ArtsHub (Australia) interview with Mark Amerika

ArtsHub in Australia interviews Mark Amerika (REMIXTHEBOOK) prior to his visit to Melbourne and Fremantle.

Amerika_remixthebook1. As posed on your website markamerika.com, I feel compelled to ask ‘Who is Mark Amerika?’ Even reading the lengthy description there I still feel a need to get at a clearer, more human answer. So perhaps I might ask a series of questions? Where were you born and where did you grow up? What did you like to do as a child? What was your favourite childhood book?
Yes, really - who is this guy anyway? I was born in Miami Beach, Florida, in what is now considered one of the hottest, sexiest spots in the US, South Beach. Eventually we moved more into the city but I kept going back to Miami Beach where I mostly hung out with retirees playing shuffleboard (yes, at one point I was a wicked shuffleboard player, but some of those old guys put me in my place - I learned from the best).

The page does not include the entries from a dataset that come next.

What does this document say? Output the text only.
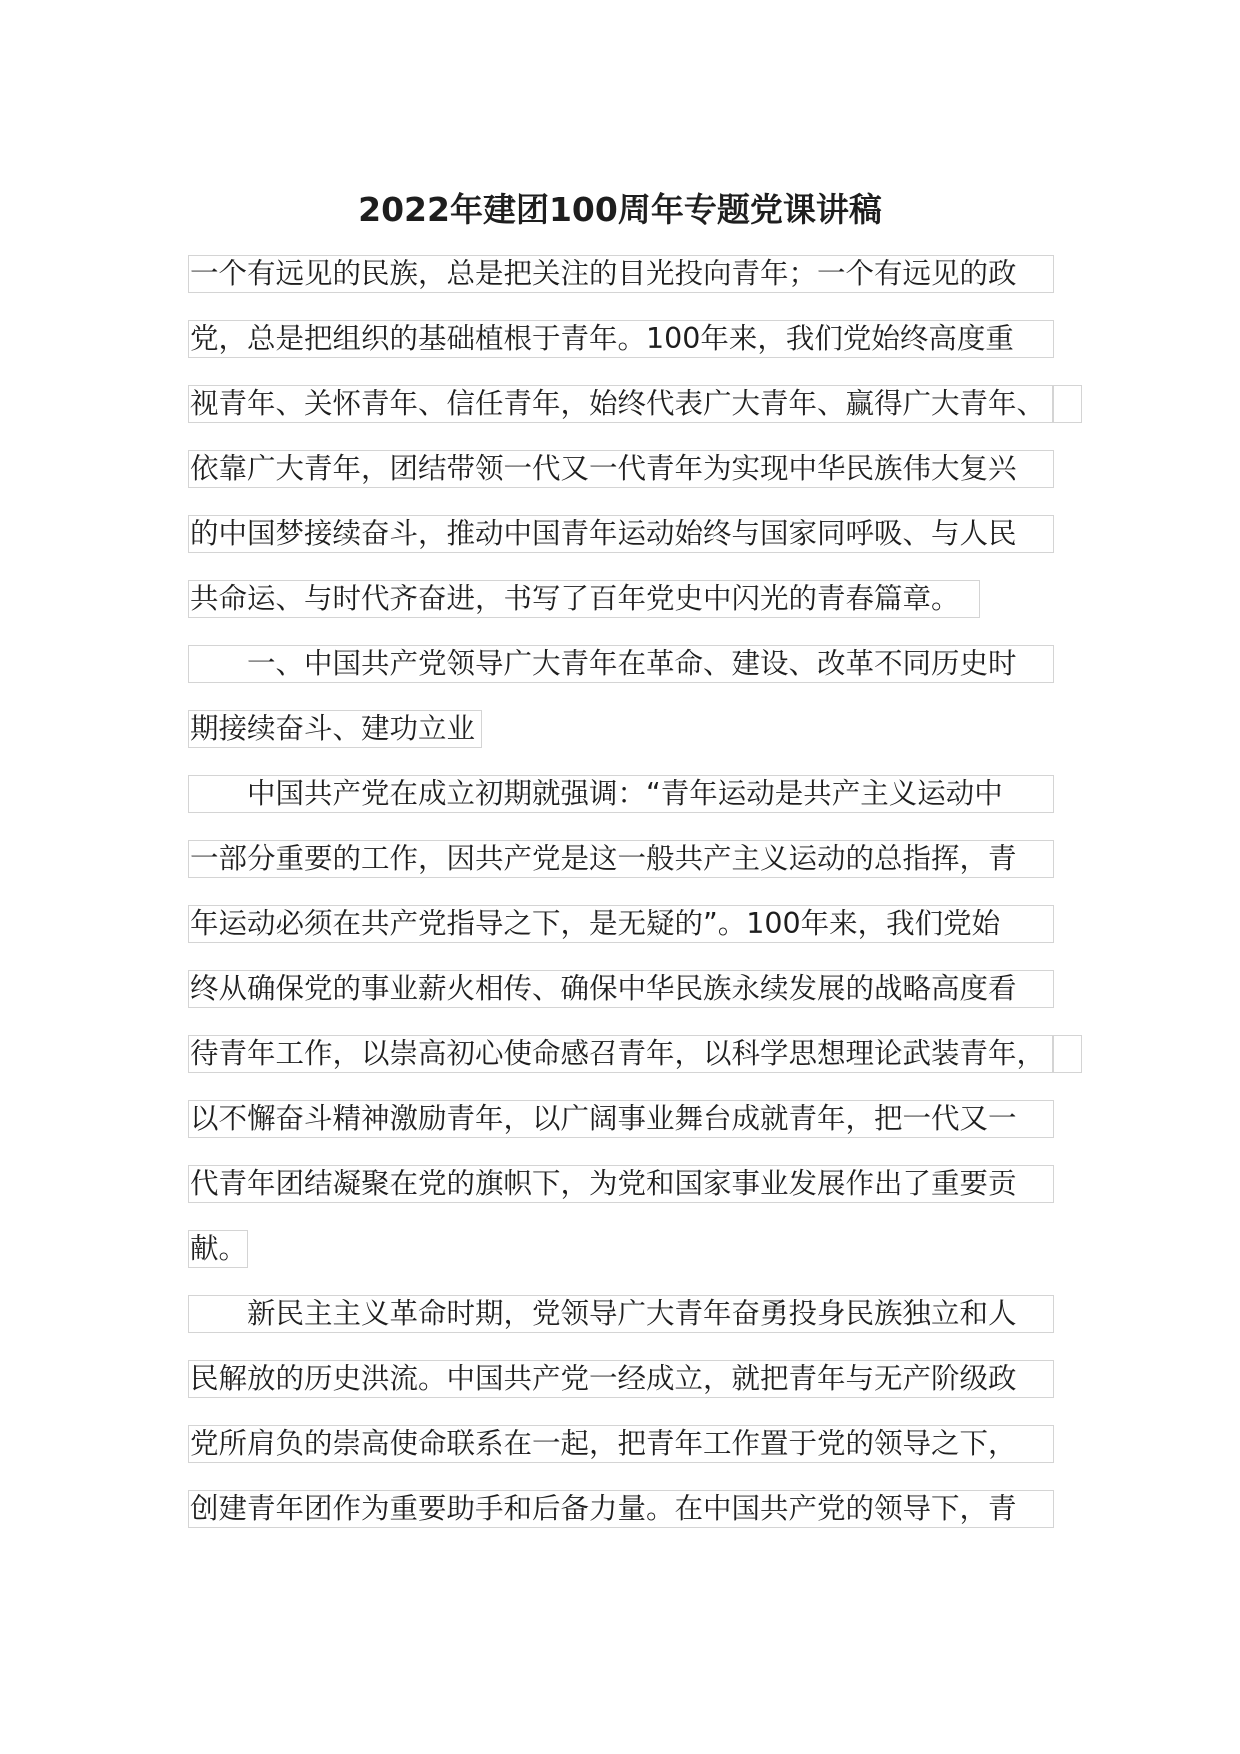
2022年建团100周年专题党课讲稿
一个有远见的民族，总是把关注的目光投向青年；一个有远见的政
党，总是把组织的基础植根于青年。100年来，我们党始终高度重
视青年、关怀青年、信任青年，始终代表广大青年、赢得广大青年、
依靠广大青年，团结带领一代又一代青年为实现中华民族伟大复兴
的中国梦接续奋斗，推动中国青年运动始终与国家同呼吸、与人民
共命运、与时代齐奋进，书写了百年党史中闪光的青春篇章。
一、中国共产党领导广大青年在革命、建设、改革不同历史时
期接续奋斗、建功立业
中国共产党在成立初期就强调：“青年运动是共产主义运动中
一部分重要的工作，因共产党是这一般共产主义运动的总指挥，青
年运动必须在共产党指导之下，是无疑的”。100年来，我们党始
终从确保党的事业薪火相传、确保中华民族永续发展的战略高度看
待青年工作，以崇高初心使命感召青年，以科学思想理论武装青年，
以不懈奋斗精神激励青年，以广阔事业舞台成就青年，把一代又一
代青年团结凝聚在党的旗帜下，为党和国家事业发展作出了重要贡
献。
新民主主义革命时期，党领导广大青年奋勇投身民族独立和人
民解放的历史洪流。中国共产党一经成立，就把青年与无产阶级政
党所肩负的崇高使命联系在一起，把青年工作置于党的领导之下，
创建青年团作为重要助手和后备力量。在中国共产党的领导下，青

As a teenager, I worked full-time i.e. 45+ hours a week, at the greyhound racetracks. A novel I am writing details some of these experiences in fictional form, but let's just say that immersing myself in the racetrack culture in Miami in the mid-late 70s exposed me to this weird mix of gambling, loansharking, and the real fringe culture. Meanwhile, I was still not old enough to vote and found myself a voracious reader who was compelled to write and make art. As a teenager, I remember the first two books that blew my mind were The French Connection and Catch-22.

2. You are giving a public lecture at LaTrobe University on 15 November in Melbourne and then speaking at Ctrl-Z Writing in the Age of New Media in Fremantle on 19 November. What makes the ‘concept of’ writing in the age of ‘new media’ different to writing at any other time?

Is it because everyone is collectively suffering from this digital disease this networked addiction? I have two writing periods in my life: the first is pre-Internet where I am heavily influenced by the forms of avant-garde literature and the writers who were part of the "rival tradition" that produced these incredibly important works of art (many of the American "postmodernists" were my friends and accomplices in alternative modes of cultural production).

During this pre-Internet phase, my other media art experiments were informed by my writing but still felt separated from that core practice. With the coming of the Internet, and I first came online in 1992, my writing changed. Now it was still influenced by and part of this avant-garde tradition but had also expanded into multimedia and networked forms of expression.

It became clear to me that the writer of the future would now work with images, sounds, code, text, live online performance, and the actual field of digital distribution. Once I got online, writing became more like publishing, performing, and exhibiting all at the same time and the more I did it the less I could do anything else. In fact, here is an open secret: nowadays, I cannot write on my laptop unless I have a working net connection. No net connection, no writing. It's an ongoing remix jam session between the hypermediated artist-writer and the source material everywhere. Of course, this is what I write about in my new book, remixthebook (remixthebook.com), and that I'll be addressing in my La Trobe lecture in Melbourne at the State Library.